Ribéry, seorang Muslim, berpartisipasi tanpa memegang gelas. pic.twitter.com/HuH1oSrQoN
— MKTEsportivo (@mkt_esportivo) 3 September 2018
Meski tidak minum alkohol, Ribéry dengan senang hati menghadiri Oktoberfest – festival bir terbesar di dunia – setiap tahun. Dia menghormati agamanya, sekaligus menghormati warisan Bavaria. Dan itulah yang penting bagi para penggemar.
Di Jerman, pertandingan kandang terakhir Ribery dan Robben adalah sebuah peristiwa. Para penggemar membentangkan spanduk bertuliskan “Atap” dan berterima kasih kepada mereka karena selalu berjuang demi warna Bayern. Dan, sebagai tanda lebih lanjut bahwa Ribéry lebih penting daripada siapa pun di tim ini, Uli Hoeness, presiden Bayern Munich, menangis ketika pemain Prancis itu mencetak gol.
Presiden Uli Hoeness mulai menangis ketika Ribery mencetak gol kandang terakhirnya. pic.twitter.com/uZpohBvwhA
— Bayern mania (@Bayern_mania) 18 Mei 2019
Bayern memenangkan gelar Bundesliga ketujuh berturut-turut musim ini, menjadikan Ribéry pemain Bundesliga yang paling berprestasi dengan sembilan gelar Trofi kejuaraan– sebuah pencapaian luar biasa yang hanya diketahui oleh segelintir orang di Prancis. Beberapa publikasi online Prancis memberikan penghormatan atas pencapaian Ribéry di Bayern – terutama SoFoot.com dan L’Equipe.fr – namun sebagian besar publikasi arus utama tidak memberikan penghormatan. Ribéry tidak ditemukan di halaman depan L’Equipe, dan le 20h—program berita pukul 8 malam yang ditonton orang Prancis sambil makan bersama keluarga—tidak memuat satu pun segmen tentang dirinya. Jika ada pemain Prancis lain yang melakukan hal serupa seperti dia, sambutannya akan jauh lebih hangat.

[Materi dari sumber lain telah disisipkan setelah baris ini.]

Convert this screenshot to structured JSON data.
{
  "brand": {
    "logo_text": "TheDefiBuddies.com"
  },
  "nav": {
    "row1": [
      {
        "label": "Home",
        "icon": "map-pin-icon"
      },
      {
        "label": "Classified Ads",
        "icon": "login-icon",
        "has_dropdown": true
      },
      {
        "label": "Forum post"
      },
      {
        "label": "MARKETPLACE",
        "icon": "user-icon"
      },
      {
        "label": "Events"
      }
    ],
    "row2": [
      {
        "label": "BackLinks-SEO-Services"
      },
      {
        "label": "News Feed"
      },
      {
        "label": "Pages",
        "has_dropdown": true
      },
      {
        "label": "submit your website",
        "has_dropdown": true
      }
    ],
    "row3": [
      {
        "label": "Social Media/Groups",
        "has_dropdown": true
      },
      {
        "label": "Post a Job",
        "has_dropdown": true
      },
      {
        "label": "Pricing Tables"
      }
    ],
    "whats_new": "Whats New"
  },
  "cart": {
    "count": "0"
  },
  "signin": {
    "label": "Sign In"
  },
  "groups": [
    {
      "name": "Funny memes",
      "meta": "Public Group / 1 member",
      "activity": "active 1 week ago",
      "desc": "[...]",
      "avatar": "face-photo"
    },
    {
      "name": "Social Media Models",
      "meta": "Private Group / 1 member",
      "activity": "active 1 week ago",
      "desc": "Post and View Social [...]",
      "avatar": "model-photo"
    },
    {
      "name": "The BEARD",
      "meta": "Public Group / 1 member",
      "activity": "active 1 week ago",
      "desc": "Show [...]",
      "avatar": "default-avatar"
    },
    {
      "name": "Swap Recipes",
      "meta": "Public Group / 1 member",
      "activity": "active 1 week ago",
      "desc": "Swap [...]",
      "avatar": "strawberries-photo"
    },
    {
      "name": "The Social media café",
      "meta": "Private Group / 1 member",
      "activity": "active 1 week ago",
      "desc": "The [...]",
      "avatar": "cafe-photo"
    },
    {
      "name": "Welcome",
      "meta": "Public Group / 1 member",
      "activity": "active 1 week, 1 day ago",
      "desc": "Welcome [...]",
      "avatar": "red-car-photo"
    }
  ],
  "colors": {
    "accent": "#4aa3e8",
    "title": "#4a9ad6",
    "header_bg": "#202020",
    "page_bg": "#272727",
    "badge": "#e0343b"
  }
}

Setelah final Piala Jerman, di mana Bayern mengalahkan RB Leipzig 3-0, dengan Ribéry bermain di menit-menit terakhir, dia resmi selesai bersama klub. Namun dia sudah mengumumkan bahwa dia belum pensiun. Namun ketika dia akhirnya gantung sepatu, dia tidak akan menghabiskan masa pensiunnya di Prancis, dan hal ini tidak mengejutkan siapa pun.
“Saya mungkin akan bermain satu atau dua tahun lagi, tapi kemudian saya akan kembali ke Munich,” katanya. “Saya 100% yakin akan hal itu. Saya dan keluarga saya merasa sangat betah di sini.”